Why You Shouldn't Hire Someone from Upwork or Fiverr to Prepare Your Form 5472
"A $75 Fiverr preparer got your Form 5472 wrong? The IRS penalty is $25,000. Here's why cheap tax help costs more than it saves."
I get it. You Google "Form 5472 preparation," see someone on Fiverr offering it for $75, and think you've found a deal. You haven't. You've found a $25,000 penalty waiting to happen.
Form 5472 is one of the IRS's most scrutinized international information returns. It requires detailed reporting of transactions between your U.S. entity and related foreign parties — loans, services, rent, capital contributions, distributions, even the $200 you paid for your registered agent. Get it wrong and the IRS hits you with $25,000 per form. Not per mistake. Per form.
The Problem with Freelance Tax Preparers
Most people advertising Form 5472 services on Upwork and Fiverr have no CPA license, no Enrolled Agent designation, no professional liability insurance, and no continuing education requirements. There's no regulatory body that can revoke their credentials because they don't have any.
And here's the part that matters: when they screw up, you pay the penalty. The IRS doesn't care who prepared your return. Your name is on it.
I've seen the aftermath on Reddit — r/tax and r/SmallBusiness are full of these stories. An LLC owner pays $200 on Fiverr, gets back a form with missing related party transactions, and six months later receives a $25,000 penalty notice. The freelancer has moved on to their next gig. The LLC owner is stuck calling the IRS.
The Specific Mistakes They Make
This isn't hypothetical. These are the errors I see repeatedly from freelance-prepared Form 5472s:
Putting capital contributions in Part IV instead of Part V. Capital contributions and distributions go in Part V for disregarded entities. Part IV is for operating transactions. Most freelancers don't know the difference. The IRS treats a wrong-section filing as "substantially incomplete" — that's the $25,000 trigger.
Missing the wet-ink signature. Foreign-owned disregarded entities can't e-file Form 5472. It has to be mailed or faxed with an original ink signature. Freelancers who work entirely digitally often don't mention this, and the form gets rejected.
Not reporting small transactions. Your $300 registered agent fee? Reportable. Your $150 state filing fee that you paid out of pocket? Reportable.
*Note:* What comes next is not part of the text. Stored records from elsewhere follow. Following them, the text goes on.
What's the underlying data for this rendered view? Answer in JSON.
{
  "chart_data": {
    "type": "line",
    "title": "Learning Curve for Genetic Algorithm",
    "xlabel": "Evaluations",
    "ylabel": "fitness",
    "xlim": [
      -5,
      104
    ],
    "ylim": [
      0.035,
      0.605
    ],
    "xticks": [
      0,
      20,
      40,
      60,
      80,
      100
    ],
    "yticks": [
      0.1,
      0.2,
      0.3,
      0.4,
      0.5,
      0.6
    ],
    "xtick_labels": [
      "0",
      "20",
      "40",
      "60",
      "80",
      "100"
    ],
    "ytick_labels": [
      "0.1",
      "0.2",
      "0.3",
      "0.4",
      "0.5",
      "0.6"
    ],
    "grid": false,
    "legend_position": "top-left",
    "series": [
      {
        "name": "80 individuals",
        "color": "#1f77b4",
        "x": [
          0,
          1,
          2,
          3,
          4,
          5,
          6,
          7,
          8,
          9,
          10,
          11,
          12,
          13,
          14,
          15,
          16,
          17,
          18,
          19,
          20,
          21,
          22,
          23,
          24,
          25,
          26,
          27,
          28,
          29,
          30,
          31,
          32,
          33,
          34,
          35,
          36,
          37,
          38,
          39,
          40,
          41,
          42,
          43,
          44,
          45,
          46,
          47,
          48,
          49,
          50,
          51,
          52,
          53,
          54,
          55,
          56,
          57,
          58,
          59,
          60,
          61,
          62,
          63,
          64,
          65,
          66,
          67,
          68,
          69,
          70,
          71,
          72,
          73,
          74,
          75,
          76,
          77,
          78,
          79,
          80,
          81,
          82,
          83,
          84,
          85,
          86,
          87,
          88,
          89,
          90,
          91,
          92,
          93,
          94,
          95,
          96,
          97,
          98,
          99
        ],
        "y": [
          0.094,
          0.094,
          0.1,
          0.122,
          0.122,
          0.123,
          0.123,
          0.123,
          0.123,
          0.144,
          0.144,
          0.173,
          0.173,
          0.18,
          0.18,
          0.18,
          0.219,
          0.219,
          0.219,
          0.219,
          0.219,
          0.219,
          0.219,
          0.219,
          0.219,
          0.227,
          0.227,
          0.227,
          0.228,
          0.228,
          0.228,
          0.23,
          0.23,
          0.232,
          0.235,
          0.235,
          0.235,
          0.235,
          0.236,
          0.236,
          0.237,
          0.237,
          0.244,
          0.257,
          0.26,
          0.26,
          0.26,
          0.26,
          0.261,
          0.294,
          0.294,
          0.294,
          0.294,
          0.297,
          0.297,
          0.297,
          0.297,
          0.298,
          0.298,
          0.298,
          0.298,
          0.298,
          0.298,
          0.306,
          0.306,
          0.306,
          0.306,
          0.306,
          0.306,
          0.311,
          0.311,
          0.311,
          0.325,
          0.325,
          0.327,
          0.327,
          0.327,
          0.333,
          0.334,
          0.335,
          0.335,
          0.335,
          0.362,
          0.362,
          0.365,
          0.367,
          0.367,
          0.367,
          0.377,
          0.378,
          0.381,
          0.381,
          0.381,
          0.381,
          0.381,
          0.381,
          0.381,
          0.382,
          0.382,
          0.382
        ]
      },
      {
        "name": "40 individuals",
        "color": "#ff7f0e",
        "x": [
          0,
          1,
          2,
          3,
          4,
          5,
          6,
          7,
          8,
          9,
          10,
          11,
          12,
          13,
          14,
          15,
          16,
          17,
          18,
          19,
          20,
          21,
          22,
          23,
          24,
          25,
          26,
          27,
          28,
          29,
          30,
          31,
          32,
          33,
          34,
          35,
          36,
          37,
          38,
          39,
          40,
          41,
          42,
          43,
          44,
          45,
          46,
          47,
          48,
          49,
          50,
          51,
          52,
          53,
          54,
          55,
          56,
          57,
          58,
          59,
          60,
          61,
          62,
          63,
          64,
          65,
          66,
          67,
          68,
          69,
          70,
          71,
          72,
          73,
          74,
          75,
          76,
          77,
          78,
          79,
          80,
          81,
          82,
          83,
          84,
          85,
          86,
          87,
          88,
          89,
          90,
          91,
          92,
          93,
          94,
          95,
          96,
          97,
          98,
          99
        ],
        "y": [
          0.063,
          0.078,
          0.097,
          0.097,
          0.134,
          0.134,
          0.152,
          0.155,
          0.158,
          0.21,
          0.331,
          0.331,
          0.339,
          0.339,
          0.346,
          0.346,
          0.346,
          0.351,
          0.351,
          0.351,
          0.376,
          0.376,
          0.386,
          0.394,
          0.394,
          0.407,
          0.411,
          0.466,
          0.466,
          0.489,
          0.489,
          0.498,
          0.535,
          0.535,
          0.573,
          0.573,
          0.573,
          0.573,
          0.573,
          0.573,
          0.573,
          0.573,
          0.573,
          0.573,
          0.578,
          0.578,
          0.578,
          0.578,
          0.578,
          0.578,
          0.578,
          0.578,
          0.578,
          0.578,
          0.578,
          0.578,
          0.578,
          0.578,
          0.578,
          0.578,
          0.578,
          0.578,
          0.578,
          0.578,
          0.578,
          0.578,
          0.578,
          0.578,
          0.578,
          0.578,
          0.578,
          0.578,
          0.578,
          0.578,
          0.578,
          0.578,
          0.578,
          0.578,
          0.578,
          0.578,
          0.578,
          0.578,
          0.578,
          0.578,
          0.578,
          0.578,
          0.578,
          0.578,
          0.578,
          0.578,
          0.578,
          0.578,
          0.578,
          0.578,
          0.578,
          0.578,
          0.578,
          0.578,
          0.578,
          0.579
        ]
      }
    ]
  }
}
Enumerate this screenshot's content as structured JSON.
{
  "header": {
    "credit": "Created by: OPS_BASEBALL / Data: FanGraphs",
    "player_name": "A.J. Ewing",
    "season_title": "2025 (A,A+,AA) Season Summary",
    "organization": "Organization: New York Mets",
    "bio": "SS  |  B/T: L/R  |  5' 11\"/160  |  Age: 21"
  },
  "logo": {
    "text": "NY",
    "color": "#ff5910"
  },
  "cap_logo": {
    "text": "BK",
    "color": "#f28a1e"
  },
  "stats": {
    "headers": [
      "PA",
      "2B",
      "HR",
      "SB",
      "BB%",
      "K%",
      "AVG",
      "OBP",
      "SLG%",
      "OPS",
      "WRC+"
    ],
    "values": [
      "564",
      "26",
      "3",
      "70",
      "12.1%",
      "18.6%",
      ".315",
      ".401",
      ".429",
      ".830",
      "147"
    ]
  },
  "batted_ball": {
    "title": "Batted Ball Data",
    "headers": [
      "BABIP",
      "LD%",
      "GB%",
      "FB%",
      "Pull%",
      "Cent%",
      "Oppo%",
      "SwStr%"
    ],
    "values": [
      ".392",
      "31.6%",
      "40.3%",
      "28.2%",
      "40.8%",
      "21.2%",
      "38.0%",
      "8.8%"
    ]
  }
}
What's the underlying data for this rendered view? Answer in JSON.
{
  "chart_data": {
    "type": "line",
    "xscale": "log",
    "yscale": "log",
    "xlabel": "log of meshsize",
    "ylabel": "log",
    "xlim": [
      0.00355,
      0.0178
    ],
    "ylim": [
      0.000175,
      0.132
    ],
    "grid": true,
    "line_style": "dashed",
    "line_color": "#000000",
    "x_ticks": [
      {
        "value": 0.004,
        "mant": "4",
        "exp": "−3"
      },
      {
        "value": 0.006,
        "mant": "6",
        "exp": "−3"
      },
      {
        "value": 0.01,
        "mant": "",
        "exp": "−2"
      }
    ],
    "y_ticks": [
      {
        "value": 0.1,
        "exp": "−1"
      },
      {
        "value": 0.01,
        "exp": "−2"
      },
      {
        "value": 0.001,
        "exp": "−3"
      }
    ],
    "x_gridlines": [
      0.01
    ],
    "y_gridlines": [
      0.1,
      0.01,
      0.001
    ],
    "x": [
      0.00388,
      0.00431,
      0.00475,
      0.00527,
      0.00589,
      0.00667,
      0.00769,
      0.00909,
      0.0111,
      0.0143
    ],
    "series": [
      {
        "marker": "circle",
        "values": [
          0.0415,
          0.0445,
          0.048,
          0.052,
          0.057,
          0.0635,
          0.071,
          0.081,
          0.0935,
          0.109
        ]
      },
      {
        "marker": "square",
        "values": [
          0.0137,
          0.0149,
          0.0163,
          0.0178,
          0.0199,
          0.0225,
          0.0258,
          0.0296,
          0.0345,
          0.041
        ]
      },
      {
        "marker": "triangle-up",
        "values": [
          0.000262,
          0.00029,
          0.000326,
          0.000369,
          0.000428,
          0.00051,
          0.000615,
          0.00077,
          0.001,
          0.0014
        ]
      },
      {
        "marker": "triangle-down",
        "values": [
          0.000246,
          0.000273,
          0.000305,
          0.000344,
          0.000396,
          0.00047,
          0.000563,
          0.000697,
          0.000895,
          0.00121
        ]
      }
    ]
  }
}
Freelancers using templates skip these because they look insignificant. The IRS doesn't have a minimum threshold for reporting — though if a category totals under $50,000, there is a simplified reporting option.
Wrong filing address. Foreign-owned disregarded entities use a special IRS address in Ogden, Utah — not the standard Form 1120 address. Send it to the wrong place and it may never get processed.
No extension filed. If April 15 passes and there's no Form 7004 on file, penalties start immediately. Most freelancers don't handle extensions as part of the engagement. You assumed they did. They didn't.
The Real Cost Comparison
A Fiverr freelancer charges $75–200. If they get it right, you saved money. If they don't:
- $25,000 IRS penalty (per form)
- $3,000–10,000 to hire a CPA to fix the errors
- $2,000–5,000 for penalty abatement representation
- Months of stress dealing with the IRS
That $75 "bargain" just became a $30,000+ problem.
A legitimate CPA charges $500–1,500 for Form 5472 preparation. That's the market rate for someone with credentials, insurance, and accountability.
Or you can use software built specifically for this form. MyFreeTaxAmerica.com was built by a licensed CPA with over a decade of international tax experience. It walks you through every section, flags errors before you file, generates the pro forma Form 1120, and costs a fraction of what a CPA charges. Our Premium Package includes a full professional review before submission.
Red Flags to Watch For
If you're evaluating any preparer — freelance or otherwise — run the other way if you see:
- Prices significantly below $100 (that's below the floor for competent preparation)
- "Guaranteed" results (nobody can guarantee IRS outcomes)
- No verifiable CPA or EA license number
- No professional liability insurance
- Can't answer basic questions about Part IV vs. Part V, or the Ogden mailing address
What If You Already Used a Freelancer?
Have a qualified CPA review the work before you file. If it's already been filed and you suspect errors, consider filing an amended return before the IRS contacts you. The earlier you correct it, the better your chances of penalty abatement.
Whether your LLC is an e-commerce business or holds U.S. rental property, the filing requirements are the same — and the penalties for getting it wrong don't change based on how much you paid your preparer.
Bottom Line
Form 5472 isn't a form you hand off to the lowest bidder. The $25,000 penalty is real, it's automatic, and it's your problem regardless of who prepared the return. Use qualified professionals or purpose-built software. Don't gamble your business on a $75 Fiverr gig.
This article is for informational purposes only and does not constitute tax advice. Consult with a qualified tax professional for your specific situation.